CfP: Workshop Industrial Heritage Activism: Memory Politics in Public Labour History (session at the III ELHN Conference)

Call for Papers, deadline 30 October 2018

CFP - Industrial Heritage Activism: Memory Politics in Public Labour History

Parallel to the neoliberalisation of political culture is Labour History enjoying a renaissance. In public history, the memory and heritage of the age of heavy industry recently attracted increasing attention, especially because the (mis)management of deindustrialisation processes can be interpreted as essential to the crises of democracy we witness today. At the same time, the increasingly popular understanding of planetary history as currently being fundamentally anthroposcenic, and since the usage of the steam engines during the industrial revolution as being predominantly shaped by humans, sheds new light on the way we might conceptualise the industrial past in the future. Indeed, the future of labour history remains open and requires public engagement with memory politics.

Contributions from the fields of critical heritage studies and memory studies, and changes in the heritage sector more generally, have diversified the conceptual understanding of industrial heritage. Whereas in the past industrial heritage has mainly been explored through the lens of physical preservation of factories and industrial sites, today’s perspectives increasingly involve a critical engagement with the material legacy in a broader sense and representations of memories. Global comparisons show that postindustrial memory regimes are very place dependent and that deindustrialisation is an extremely uneven process, which is strongly dependent on particular political cultures under conditions of structural change. There is also memory activism “from below” interacting with such forces “from above”. It is this interaction that this workshop seeks to discuss in a comparative framework and over time.

The papers will contribute to the critical turn in industrial heritage studies and explore relations, actions and ideologies influencing how industrial heritage has been preserved. This can be done by identifying movements, groups and individuals instrumental in the construction, preservation and reinterpretation of the materialities of the industrial heritage in its variety of forms (e.g. factories, landscapes of extraction and infrastructures). For example, we hope to discuss how carefully crafted heritage discourses about labour in the carbon-based past have textured contemporary understandings of economic and environmental sustainability and future expectations. Sites associated with a carbon-based economy might have significant similarities in contrast to other types of heritage, however each type of site has its own materiality that influences people how - or prevents people to – reflect on the effects of the labour in the past. We may wonder how such sites have been integrated in the heritage discourse, or why they haven’t been part of it; and how their monumentality has been used for visitors to historically engage with the labour performed, working/health conditions, labour movements, deindustrialisation, and environmental transformations.

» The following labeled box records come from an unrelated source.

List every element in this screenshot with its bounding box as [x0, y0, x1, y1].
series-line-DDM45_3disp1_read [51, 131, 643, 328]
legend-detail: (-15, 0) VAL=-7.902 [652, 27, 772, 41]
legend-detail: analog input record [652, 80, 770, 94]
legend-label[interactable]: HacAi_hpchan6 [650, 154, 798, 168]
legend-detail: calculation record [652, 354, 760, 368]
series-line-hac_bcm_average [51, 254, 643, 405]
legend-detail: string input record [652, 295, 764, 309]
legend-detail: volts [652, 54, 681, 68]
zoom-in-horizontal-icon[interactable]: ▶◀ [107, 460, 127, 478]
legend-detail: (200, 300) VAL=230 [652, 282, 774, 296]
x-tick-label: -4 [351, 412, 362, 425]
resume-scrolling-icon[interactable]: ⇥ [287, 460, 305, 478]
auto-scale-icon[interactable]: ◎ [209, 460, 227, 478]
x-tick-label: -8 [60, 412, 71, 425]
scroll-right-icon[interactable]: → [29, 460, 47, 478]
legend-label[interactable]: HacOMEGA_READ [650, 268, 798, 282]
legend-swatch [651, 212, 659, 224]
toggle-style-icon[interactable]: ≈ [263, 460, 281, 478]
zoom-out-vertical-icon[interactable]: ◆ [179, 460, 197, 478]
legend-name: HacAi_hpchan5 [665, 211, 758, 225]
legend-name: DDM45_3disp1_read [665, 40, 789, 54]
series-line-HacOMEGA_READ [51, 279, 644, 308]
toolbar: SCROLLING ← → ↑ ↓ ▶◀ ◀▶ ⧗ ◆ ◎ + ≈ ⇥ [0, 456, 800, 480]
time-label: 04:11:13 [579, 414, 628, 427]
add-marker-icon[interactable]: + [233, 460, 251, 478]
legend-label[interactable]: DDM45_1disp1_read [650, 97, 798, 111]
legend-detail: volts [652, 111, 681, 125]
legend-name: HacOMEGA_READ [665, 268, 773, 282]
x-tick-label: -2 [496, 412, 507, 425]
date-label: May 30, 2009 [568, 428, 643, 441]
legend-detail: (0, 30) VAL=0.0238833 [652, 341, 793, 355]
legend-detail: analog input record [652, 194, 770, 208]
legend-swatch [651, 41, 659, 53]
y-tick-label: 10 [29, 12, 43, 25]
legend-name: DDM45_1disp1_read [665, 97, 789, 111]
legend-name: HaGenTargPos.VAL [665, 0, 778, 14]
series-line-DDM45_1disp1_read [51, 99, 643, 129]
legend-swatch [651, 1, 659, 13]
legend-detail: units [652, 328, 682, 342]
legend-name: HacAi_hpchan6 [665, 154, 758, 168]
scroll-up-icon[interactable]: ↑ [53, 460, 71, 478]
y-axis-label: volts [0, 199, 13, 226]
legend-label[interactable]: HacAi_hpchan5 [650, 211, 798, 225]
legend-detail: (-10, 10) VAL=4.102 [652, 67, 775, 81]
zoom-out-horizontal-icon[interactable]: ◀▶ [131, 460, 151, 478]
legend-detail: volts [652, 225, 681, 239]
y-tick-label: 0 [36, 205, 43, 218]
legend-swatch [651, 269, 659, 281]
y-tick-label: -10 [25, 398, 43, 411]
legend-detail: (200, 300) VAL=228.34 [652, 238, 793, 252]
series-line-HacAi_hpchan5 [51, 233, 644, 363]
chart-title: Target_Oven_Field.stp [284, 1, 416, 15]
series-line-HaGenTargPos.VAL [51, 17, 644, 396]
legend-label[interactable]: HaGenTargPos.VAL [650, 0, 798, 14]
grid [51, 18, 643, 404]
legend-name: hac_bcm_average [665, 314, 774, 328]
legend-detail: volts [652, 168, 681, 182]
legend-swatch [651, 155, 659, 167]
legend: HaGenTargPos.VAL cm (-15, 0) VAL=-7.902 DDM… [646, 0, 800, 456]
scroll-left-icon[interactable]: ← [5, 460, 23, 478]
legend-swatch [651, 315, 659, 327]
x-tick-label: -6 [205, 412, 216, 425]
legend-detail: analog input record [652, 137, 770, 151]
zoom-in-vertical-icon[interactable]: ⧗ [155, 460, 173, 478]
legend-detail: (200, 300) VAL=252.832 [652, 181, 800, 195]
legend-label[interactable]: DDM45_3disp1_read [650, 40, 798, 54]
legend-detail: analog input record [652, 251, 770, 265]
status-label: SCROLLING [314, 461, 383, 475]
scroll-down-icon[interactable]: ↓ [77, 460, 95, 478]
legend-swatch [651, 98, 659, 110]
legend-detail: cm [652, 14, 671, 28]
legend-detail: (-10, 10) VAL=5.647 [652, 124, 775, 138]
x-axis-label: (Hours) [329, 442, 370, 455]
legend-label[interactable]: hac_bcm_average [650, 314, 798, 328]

To understand the power structures behind the memory politics of the industrial age, it is important to define the actors who have intentionally or unintentionally manipulated our understanding of the industrial past through industrial heritage. Contrary to traditional assessments focusing on the state as the authoriser of certain discourses, today increasingly non-state actors also play a central role in the presentation of the industrial age. For example, multinationals fund sites as part of their corporate social responsibility strategy, local social movements rematerialise sites of extraction to contest dominant narratives and local governments revive old sites for economic purposes. We are realising that the history of industrial heritage has been shaped by a variety of protagonists defining the discourse and representation of the past, such as politicians, companies, city planners, civil society activists, academics, artists and last but not least former workers of the industries. These different actors each are each driven, consciously and unconsciously, by deeply rooted dispositions and sociopolitical structures that require careful analysis.

The workshop, entitled “Industrial Heritage Activism: Memory Politics in Public Labour History” will take place over a maximum of two days within the framework of the third conference of European Labour History Network in Amsterdam on 19-21 September 2019.